De toutes les régions du Québec, c'est au Saguenay-Lac-Saint-Jean que la récession a frappé le plus durement. Le produit intérieur brut y a fléchi de 2,4 % en 2009.
" La crise forestière est l'élément clé. On a atteint le fond du baril, mais on ne sait pas à quel rythme nous remonterons ", dit Gilles Bergeron, économiste et professeur à l'Université du Québec à Chicoutimi (UQAC).
La région attend le grand projet qui lui donnera un second souffle. Le maire de Saguenay, Jean Tremblay, veut attirer une usine de composants de panneaux solaires ainsi qu'une usine de transformation de biomasse forestière en biodiésel.
Les investissements totaux seraient de 1,8 milliard de dollars (G$), et 800 emplois seraient créés. " Le premier projet pourrait se concrétiser d'ici cinq ans ", signale son porte-parole Richard Banford.

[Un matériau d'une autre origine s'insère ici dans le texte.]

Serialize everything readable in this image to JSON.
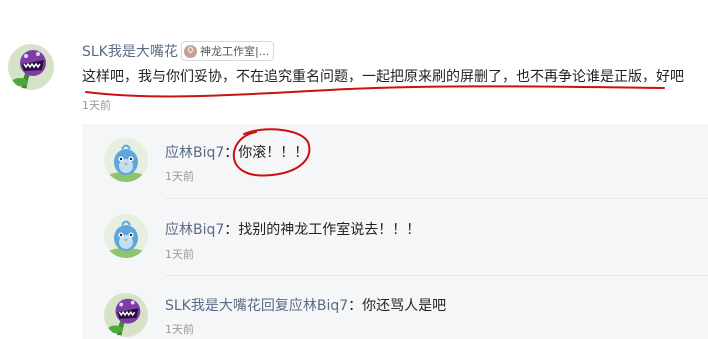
{
  "comment": {
    "user_name": "SLK我是大嘴花",
    "badge_level": "0",
    "badge_text": "神龙工作室|...",
    "text": "这样吧，我与你们妥协，不在追究重名问题，一起把原来刷的屏删了，也不再争论谁是正版，好吧",
    "time": "1天前",
    "avatar_icon": "piranha-plant-avatar-icon"
  },
  "replies": [
    {
      "user_name": "应林Biq7",
      "separator": "：",
      "text": "你滚！！！",
      "time": "1天前",
      "avatar_icon": "blue-bird-avatar-icon"
    },
    {
      "user_name": "应林Biq7",
      "separator": "：",
      "text": "找别的神龙工作室说去！！！",
      "time": "1天前",
      "avatar_icon": "blue-bird-avatar-icon"
    },
    {
      "user_name": "SLK我是大嘴花回复应林Biq7",
      "separator": "：",
      "text": "你还骂人是吧",
      "time": "1天前",
      "avatar_icon": "piranha-plant-avatar-icon"
    }
  ],
  "colors": {
    "username": "#5b6b86",
    "reply_panel_bg": "#f5f6f7",
    "annotation_ink": "#cc1111"
  }
}
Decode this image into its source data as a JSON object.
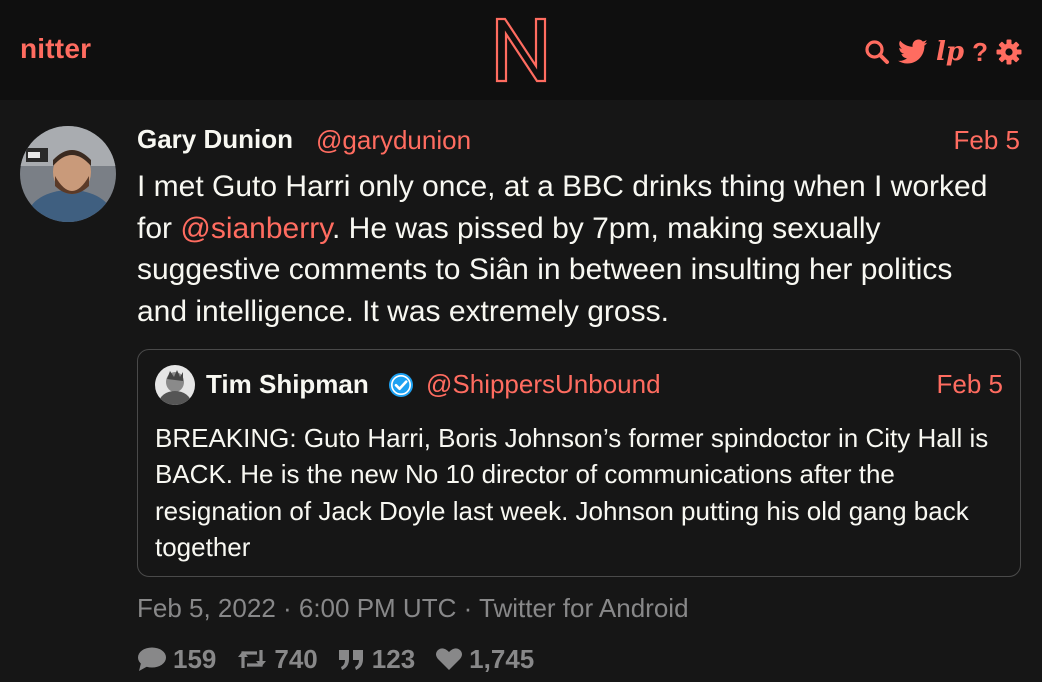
{
  "navbar": {
    "brand": "nitter",
    "logo_letter": "N",
    "icons": [
      "search-icon",
      "twitter-bird-icon",
      "lp-icon",
      "help-icon",
      "gear-icon"
    ],
    "lp_label": "lp",
    "help_label": "?"
  },
  "tweet": {
    "fullname": "Gary Dunion",
    "username": "@garydunion",
    "date": "Feb 5",
    "body": {
      "before": "I met Guto Harri only once, at a BBC drinks thing when I worked for ",
      "mention": "@sianberry",
      "after": ". He was pissed by 7pm, making sexually suggestive comments to Siân in between insulting her politics and intelligence. It was extremely gross."
    },
    "quote": {
      "fullname": "Tim Shipman",
      "verified": true,
      "username": "@ShippersUnbound",
      "date": "Feb 5",
      "text": "BREAKING: Guto Harri, Boris Johnson’s former spindoctor in City Hall is BACK. He is the new No 10 director of communications after the resignation of Jack Doyle last week. Johnson putting his old gang back together"
    },
    "published": "Feb 5, 2022 · 6:00 PM UTC · Twitter for Android",
    "stats": {
      "replies": "159",
      "retweets": "740",
      "quotes": "123",
      "likes": "1,745"
    }
  },
  "colors": {
    "accent": "#ff6c60",
    "background": "#161616",
    "navbar": "#0f0f0f",
    "text": "#f8f8f2",
    "muted": "#888889",
    "border": "#4a4a4a",
    "verified": "#1da1f2"
  }
}
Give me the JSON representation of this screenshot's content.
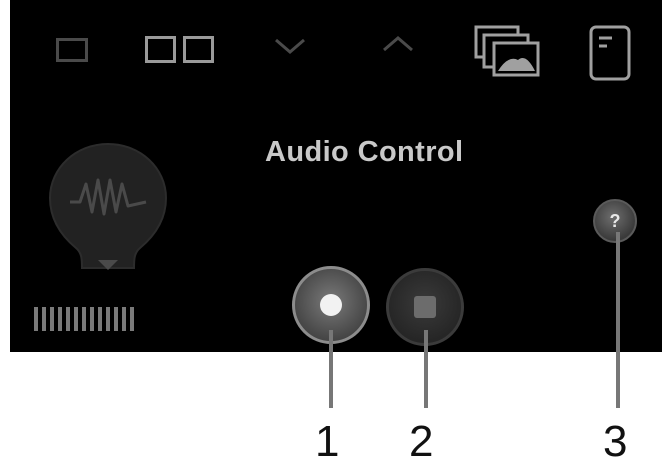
{
  "panel": {
    "title": "Audio Control",
    "help_label": "?"
  },
  "toolbar": {
    "icons": [
      "single-view-icon",
      "dual-view-icon",
      "chevron-down-icon",
      "chevron-up-icon",
      "gallery-icon",
      "document-icon"
    ]
  },
  "controls": {
    "record_icon": "record-icon",
    "stop_icon": "stop-icon"
  },
  "callouts": {
    "one": "1",
    "two": "2",
    "three": "3"
  },
  "level_meter": {
    "bars": 13
  },
  "colors": {
    "background": "#000000",
    "title": "#c9c9c9",
    "icon_dim": "#4a4a4a",
    "icon_light": "#9a9a9a"
  }
}
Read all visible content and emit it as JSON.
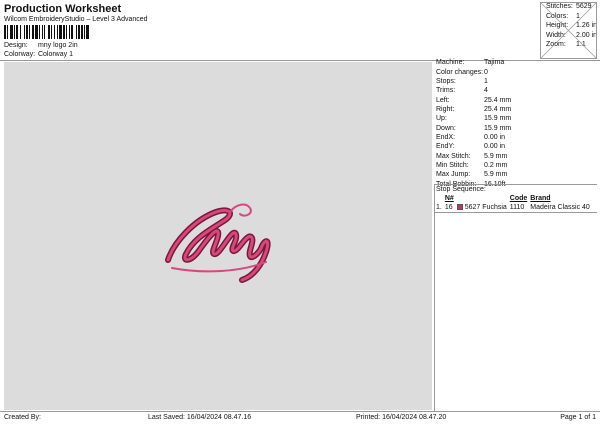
{
  "header": {
    "title": "Production Worksheet",
    "subtitle": "Wilcom EmbroideryStudio – Level 3 Advanced",
    "design_label": "Design:",
    "design_value": "mny logo 2in",
    "colorway_label": "Colorway:",
    "colorway_value": "Colorway 1"
  },
  "summary": [
    {
      "label": "Stitches:",
      "value": "5629"
    },
    {
      "label": "Colors:",
      "value": "1"
    },
    {
      "label": "Height:",
      "value": "1.26 in"
    },
    {
      "label": "Width:",
      "value": "2.00 in"
    },
    {
      "label": "Zoom:",
      "value": "1:1"
    }
  ],
  "details": [
    {
      "label": "Machine:",
      "value": "Tajima"
    },
    {
      "label": "Color changes:",
      "value": "0"
    },
    {
      "label": "Stops:",
      "value": "1"
    },
    {
      "label": "Trims:",
      "value": "4"
    },
    {
      "label": "Left:",
      "value": "25.4 mm"
    },
    {
      "label": "Right:",
      "value": "25.4 mm"
    },
    {
      "label": "Up:",
      "value": "15.9 mm"
    },
    {
      "label": "Down:",
      "value": "15.9 mm"
    },
    {
      "label": "EndX:",
      "value": "0.00 in"
    },
    {
      "label": "EndY:",
      "value": "0.00 in"
    },
    {
      "label": "Max Stitch:",
      "value": "5.9 mm"
    },
    {
      "label": "Min Stitch:",
      "value": "0.2 mm"
    },
    {
      "label": "Max Jump:",
      "value": "5.9 mm"
    },
    {
      "label": "Total Bobbin:",
      "value": "16.10ft"
    }
  ],
  "stop_sequence": {
    "label": "Stop Sequence:",
    "columns": [
      "N#",
      "",
      "Code",
      "Brand"
    ],
    "rows": [
      {
        "index": "1.",
        "n": "16",
        "swatch_color": "#c8325a",
        "stitches": "5627",
        "name": "Fuchsia",
        "code": "1110",
        "brand": "Madeira Classic 40"
      }
    ]
  },
  "footer": {
    "created_by": "Created By:",
    "last_saved": "Last Saved: 16/04/2024 08.47.16",
    "printed": "Printed: 16/04/2024 08.47.20",
    "page": "Page 1 of 1"
  },
  "design_preview": {
    "thread_color": "#d7487f",
    "outline_color": "#7a1836"
  }
}
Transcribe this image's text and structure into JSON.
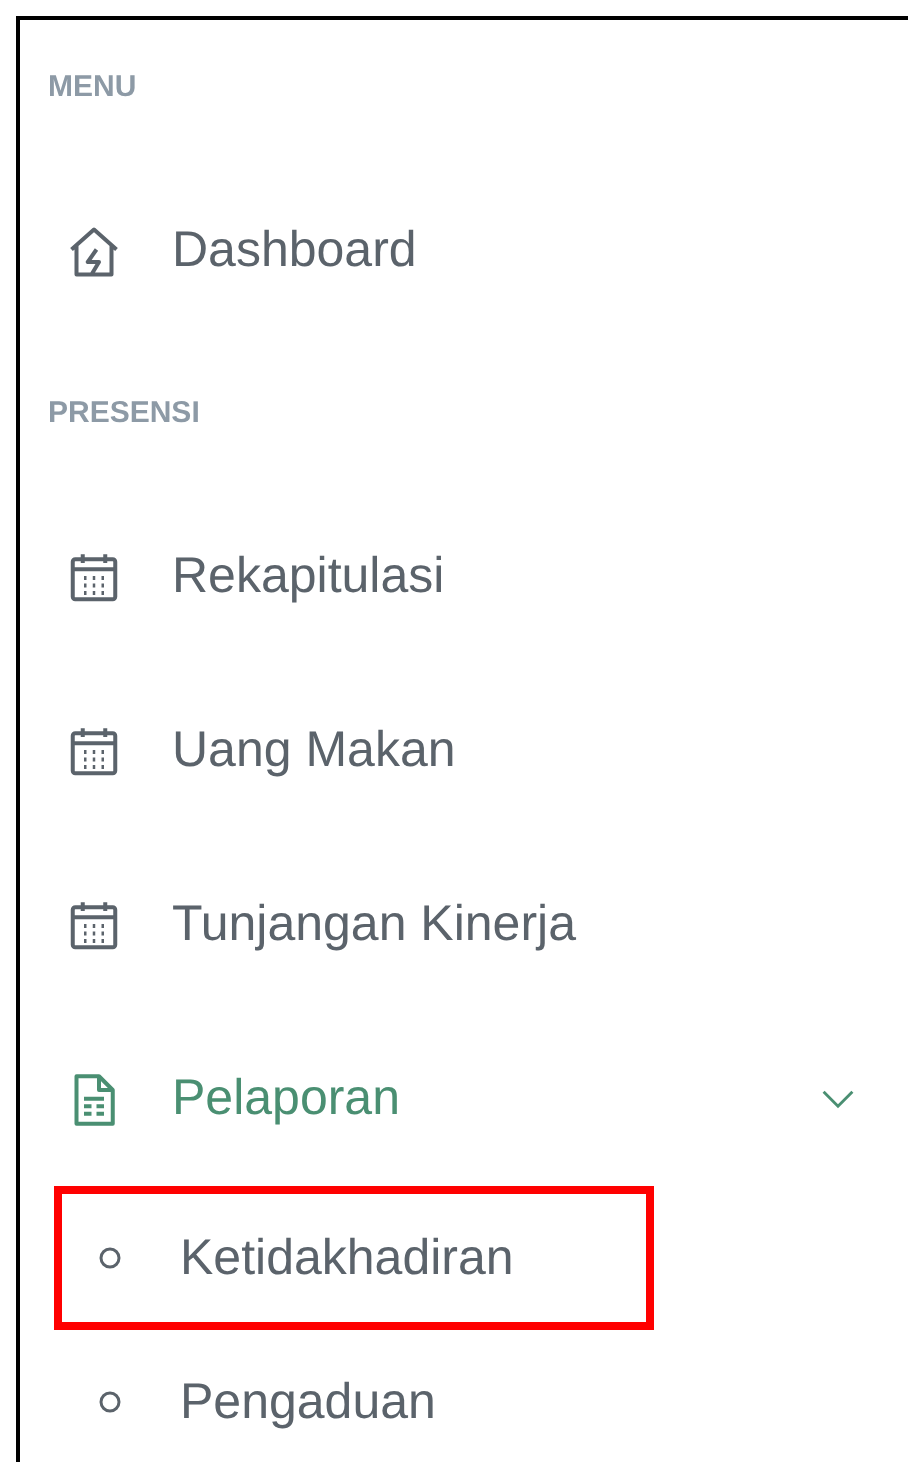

Le développement du Grand Nord est également dans la ligne de mire de la capitale régionale. Saguenay veut devenir le carrefour du Nord. Les autorités municipales ont investi 10 millions de dollars pour ériger un parc industriel à l'aérogare de Bagotville. " Dès le printemps prochain, une trentaine de terrains seront disponibles, surtout pour les manufacturiers en aéronautique qui desserviront le Nord ", précise Éric Gauthier, de Promotion Saguenay. La Ville entend aussi agrandir le port de Grande-Anse, à La Baie, et le relier par voie ferrée afin de répondre aux besoins des grands équipementiers.
L'énigme RTA
La région attend également beaucoup des projets de Rio Tinto Alcan (RTA). On saura d'ici la fin de 2011 si l'entreprise poursuivra la construction de l'usine-pilote AP50 à Jonquière. Des investissements de 3,6 G$ sont prévus. L'agrandissement éventuel de l'aluminerie d'Alma pourrait générer des retombées de 1 G$. Tout dépendra de la vigueur des marchés pour le métal gris.
Chose certaine, RTA n'agira pas comme force motrice de deuxième et de troisième transformation de l'aluminium. Cette sensibilité qui existait avec Alcan a disparu depuis son acquisition par Rio Tinto. La multinationale entend plutôt favoriser et accompagner la croissance locale et mondiale des équipementiers et des fournisseurs de service.
Ce choix en désole plus d'un. Il est qualifié de " tragédie " par l'économiste Roger Boivin, de la société-conseil Groupe Performance Stratégique. " Nous perdons le virage de la deuxième et troisième transformations ", estime quant à lui Alain Boulianne, directeur de la Société des fabricants régionaux.
L'économiste Marc-Urbain Proulx, de l'UQAC, suggère que RTA vende son aluminium à des tarifs préférentiels aux industriels qui s'établiraient dans la région. " À l'heure actuelle, les lingots coûtent le même prix, peu importe la localisation géographique du transformateur ", dit-il.